A tres años de su inauguración, el Gasoducto Presidente Néstor Kirchner volvió a exhibir el impacto económico de una de las principales obras de infraestructura realizadas durante el gobierno de Alberto Fernández. Según un informe de la Fundación Encuentro, la iniciativa permitió ahorrar USD 9.122 millones mediante la sustitución de importaciones energéticas, una cifra que equivale a 3,97 veces la inversión estatal destinada a su construcción.
El trabajo señala que la obra fue clave para aprovechar la producción de Vaca Muerta y reducir la dependencia del abastecimiento externo. Desde su entrada en operación, el gasoducto incorporó más de 17.000 millones de metros cúbicos de gas al sistema nacional, desplazando compras de gas natural licuado, gas boliviano, gasoil, fueloil y energía importada desde países vecinos. La infraestructura energética pasó así de ser una inversión cuestionada por sectores de la oposición a convertirse en una fuente concreta de ahorro de divisas para el Estado.
La Fundación Encuentro también destacó que el proyecto se completó en apenas 302 días y que el 81% de los trabajos fue realizado por empresas y proveedores nacionales, fortaleciendo la industria local y el empleo. Durante la ejecución de la obra se movilizaron cerca de 48.800 puestos de trabajo, mientras que la expansión de la actividad en Vaca Muerta sostiene actualmente más de 12.700 empleos vinculados al sector.
El informe recordó además que la estrategia energética impulsada en aquellos años fue presentada internacionalmente por el entonces ministro de Economía, Sergio Massa, como parte de un plan destinado a transformar a la Argentina en un actor relevante del mercado energético. La apuesta por ampliar la capacidad de transporte de gas permitió mejorar el aprovechamiento de los recursos nacionales y reducir costos de abastecimiento para el conjunto de la economía.

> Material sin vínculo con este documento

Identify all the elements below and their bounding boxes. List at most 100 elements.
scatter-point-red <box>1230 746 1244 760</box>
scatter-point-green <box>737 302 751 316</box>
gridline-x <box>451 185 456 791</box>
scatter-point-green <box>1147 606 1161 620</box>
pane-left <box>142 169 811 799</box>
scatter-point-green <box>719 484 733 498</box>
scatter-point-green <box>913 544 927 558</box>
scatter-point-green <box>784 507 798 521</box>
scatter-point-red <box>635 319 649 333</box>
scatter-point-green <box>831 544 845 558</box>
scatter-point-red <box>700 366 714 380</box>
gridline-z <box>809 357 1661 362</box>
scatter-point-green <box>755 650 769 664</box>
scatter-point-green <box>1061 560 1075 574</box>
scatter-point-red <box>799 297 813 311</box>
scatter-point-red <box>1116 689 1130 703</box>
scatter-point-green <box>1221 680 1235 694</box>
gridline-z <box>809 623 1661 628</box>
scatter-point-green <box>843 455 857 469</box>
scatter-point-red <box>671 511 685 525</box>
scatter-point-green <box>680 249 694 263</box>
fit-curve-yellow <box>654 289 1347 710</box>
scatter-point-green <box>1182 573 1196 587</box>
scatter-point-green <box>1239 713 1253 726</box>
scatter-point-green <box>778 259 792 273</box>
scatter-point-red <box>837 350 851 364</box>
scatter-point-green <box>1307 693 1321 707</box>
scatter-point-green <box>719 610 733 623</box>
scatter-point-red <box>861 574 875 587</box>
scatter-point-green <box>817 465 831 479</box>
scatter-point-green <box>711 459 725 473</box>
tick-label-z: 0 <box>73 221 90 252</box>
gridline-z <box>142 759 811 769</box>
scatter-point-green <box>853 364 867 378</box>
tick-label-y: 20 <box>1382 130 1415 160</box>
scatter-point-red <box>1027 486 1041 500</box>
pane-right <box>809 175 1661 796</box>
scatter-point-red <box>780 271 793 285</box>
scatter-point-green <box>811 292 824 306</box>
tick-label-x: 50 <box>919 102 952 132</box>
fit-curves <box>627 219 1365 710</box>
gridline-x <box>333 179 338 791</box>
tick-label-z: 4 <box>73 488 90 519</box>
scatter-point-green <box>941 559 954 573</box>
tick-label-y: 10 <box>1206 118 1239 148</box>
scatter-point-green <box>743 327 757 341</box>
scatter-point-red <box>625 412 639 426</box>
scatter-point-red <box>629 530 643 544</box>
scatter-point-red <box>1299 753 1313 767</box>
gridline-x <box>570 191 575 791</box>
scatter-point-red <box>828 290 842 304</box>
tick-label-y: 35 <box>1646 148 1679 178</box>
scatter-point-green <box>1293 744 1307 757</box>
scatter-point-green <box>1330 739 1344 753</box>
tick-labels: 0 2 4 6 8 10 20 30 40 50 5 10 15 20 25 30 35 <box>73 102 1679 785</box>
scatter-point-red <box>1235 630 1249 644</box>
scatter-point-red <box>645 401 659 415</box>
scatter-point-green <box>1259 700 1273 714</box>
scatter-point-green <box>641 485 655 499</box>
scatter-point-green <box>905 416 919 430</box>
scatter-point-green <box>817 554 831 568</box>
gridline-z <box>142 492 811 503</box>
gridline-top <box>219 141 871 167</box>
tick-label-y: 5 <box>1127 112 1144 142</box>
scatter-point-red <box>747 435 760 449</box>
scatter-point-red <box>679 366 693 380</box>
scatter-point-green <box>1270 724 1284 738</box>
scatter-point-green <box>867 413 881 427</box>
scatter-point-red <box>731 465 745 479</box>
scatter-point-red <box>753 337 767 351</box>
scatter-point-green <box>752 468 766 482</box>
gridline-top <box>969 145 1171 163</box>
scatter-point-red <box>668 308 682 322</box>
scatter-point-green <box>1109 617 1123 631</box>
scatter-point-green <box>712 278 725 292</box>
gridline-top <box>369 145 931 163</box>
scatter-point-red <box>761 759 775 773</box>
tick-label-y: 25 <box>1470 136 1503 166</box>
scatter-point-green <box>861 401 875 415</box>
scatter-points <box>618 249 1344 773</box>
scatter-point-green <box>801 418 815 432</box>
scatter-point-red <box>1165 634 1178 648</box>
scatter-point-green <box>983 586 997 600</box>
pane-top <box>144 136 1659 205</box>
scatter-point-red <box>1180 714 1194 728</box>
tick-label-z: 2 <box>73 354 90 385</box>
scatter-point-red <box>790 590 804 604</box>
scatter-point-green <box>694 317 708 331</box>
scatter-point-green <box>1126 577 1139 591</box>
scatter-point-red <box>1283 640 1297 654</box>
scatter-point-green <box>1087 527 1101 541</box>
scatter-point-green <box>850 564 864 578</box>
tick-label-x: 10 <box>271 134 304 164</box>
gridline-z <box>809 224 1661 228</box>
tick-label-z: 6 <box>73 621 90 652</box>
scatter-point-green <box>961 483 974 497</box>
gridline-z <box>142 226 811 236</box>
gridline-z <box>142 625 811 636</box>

Aunque el documento advierte que todavía son necesarias importaciones durante los meses de mayor demanda debido a que la segunda etapa del proyecto no se completó, concluye que el gasoducto constituye una de las obras de infraestructura más rentables de las últimas décadas. Su aporte al ahorro de divisas, la generación de empleo y el desarrollo de Vaca Muerta lo ubican entre los principales legados de la política energética impulsada por el kirchnerismo.